Background
Suppose one has data \boldsymbol Y = \{ y_1, y_2, \ldots y_N \}, y_i \in \{0, 1\} and some covariates \boldsymbol X in the form of a N \times P matrix. Suppose further that the model to explain \boldsymbol Y using \boldsymbol X is a logistic regression. For instance, we could be interested in explaining the probability of death from a certain disease given some explanatory variable(s).
The questions here pertain to the elicitation of (marginal) prior distributions for the coefficients, \boldsymbol \beta by manipulating odds ratios (\operatorname{OR}), risk ratios (\operatorname{RR}) and the baseline prevalence, p_0.

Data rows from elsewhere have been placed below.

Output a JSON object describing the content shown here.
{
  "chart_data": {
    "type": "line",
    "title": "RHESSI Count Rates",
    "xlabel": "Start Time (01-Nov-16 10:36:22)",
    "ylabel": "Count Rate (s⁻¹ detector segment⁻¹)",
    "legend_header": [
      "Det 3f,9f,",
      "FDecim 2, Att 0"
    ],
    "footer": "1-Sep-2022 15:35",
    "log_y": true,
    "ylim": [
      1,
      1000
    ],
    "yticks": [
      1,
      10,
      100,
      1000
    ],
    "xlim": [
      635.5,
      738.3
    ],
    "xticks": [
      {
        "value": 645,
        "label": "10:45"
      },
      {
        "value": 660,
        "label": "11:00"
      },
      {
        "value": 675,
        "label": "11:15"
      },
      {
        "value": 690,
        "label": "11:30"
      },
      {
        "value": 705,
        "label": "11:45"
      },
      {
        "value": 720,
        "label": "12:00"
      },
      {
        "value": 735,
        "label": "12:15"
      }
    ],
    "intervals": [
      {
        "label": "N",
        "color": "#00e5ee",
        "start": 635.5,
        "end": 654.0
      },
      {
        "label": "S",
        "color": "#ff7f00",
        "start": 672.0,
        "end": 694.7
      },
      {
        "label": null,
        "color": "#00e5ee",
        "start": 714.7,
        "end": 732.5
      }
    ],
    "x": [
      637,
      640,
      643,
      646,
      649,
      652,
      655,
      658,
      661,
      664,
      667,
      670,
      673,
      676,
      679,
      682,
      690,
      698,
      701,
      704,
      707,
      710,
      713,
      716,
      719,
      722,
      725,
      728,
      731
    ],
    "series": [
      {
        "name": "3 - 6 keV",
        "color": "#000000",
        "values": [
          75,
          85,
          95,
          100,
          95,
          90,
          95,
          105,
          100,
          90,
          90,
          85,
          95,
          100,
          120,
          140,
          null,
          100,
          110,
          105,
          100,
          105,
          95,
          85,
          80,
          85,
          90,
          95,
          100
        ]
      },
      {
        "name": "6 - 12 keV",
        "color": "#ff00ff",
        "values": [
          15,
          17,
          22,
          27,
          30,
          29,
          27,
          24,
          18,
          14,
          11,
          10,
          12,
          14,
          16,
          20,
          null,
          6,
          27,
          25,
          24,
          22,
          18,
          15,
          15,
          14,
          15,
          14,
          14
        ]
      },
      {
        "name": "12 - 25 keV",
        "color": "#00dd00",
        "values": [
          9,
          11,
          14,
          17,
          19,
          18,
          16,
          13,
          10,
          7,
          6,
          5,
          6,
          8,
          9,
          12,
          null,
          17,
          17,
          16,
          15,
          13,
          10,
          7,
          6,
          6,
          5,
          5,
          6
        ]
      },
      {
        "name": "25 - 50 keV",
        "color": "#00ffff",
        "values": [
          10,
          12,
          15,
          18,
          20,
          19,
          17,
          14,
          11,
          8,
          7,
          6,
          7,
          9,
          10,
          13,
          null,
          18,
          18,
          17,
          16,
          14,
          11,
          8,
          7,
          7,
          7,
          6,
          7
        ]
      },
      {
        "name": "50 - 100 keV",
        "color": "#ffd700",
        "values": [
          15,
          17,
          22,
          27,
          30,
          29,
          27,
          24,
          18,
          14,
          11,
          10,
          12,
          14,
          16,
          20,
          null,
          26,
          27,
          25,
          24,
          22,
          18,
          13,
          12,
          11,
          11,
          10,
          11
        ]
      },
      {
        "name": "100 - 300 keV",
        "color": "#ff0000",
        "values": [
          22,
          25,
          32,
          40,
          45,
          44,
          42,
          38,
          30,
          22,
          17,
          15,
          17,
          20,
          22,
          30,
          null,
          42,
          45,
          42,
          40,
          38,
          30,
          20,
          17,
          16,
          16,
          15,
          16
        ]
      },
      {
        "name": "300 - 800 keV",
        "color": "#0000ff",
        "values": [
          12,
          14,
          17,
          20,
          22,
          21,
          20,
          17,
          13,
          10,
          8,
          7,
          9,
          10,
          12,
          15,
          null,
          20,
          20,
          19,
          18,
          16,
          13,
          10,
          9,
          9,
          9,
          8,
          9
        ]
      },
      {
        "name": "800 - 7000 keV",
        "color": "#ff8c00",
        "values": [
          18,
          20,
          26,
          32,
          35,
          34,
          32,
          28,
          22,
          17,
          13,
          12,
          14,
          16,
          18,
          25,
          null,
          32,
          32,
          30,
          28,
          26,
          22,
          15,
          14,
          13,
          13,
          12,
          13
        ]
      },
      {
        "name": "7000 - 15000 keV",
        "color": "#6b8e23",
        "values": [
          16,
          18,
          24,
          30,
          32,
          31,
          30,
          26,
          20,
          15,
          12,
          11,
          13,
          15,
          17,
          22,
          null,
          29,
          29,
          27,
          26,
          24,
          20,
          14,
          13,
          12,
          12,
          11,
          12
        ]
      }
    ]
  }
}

The main idea here is that one has a data set of moderate size that one wishes to analyse while incorporating extensive knowledge about the baseline prevalence/risk and an informative guess about the maximum risk ratio of a given covariate.
Calculations
For simplicity, let’s concentrate on elicitation for a single coefficient.
Assuming we know p_0, we can use the identity \beta = \log(\operatorname{OR}) to write the risk ratio, as \operatorname{RR} = \frac{\exp(\beta)}{(1-p_0) +p_0 \exp(\beta)}. Suppose we have a maximum postulated risk ratio \operatorname{RR}_m, where \operatorname{RR}_m < 1/p_0 . If we place a prior \pi_B(\beta) on the coefficient, we can truncate the prior at \beta_m = \log\left( \frac{p_0\operatorname{RR}_m - \operatorname{RR}_m}{p_0\operatorname{RR}_m - 1}\right), creating a new prior \pi_B^\ast(\beta) = \pi_B(\beta)/F_B(\beta_m), with F_B(x) = \int_0^x \pi_B(x)\, dx.
This prior distribution incorporates knowledge about p_0 and translates the informative guess about risk ratios to the coefficients. Notice that other probabilistic constraints can also be incorporated this way, for instance \operatorname{Pr}(\operatorname{RR} < 2) = 1/2 \to \operatorname{Pr}\left(\beta < \log\left( \frac{2p_0 - 2}{2p_0 - 1}\right)\right) = 1/2.
Questions
- Has anyone seen this method of constructing informative priors for the coefficients in logistic regression?
- Is this a good idea?
I understand a major criticism of this approach is that we seldom know the baseline risk. But I posit there are, indeed, situations where we have a pretty good idea and can use that information to our advantage when creating prior distributions that incorporate important physical constraints.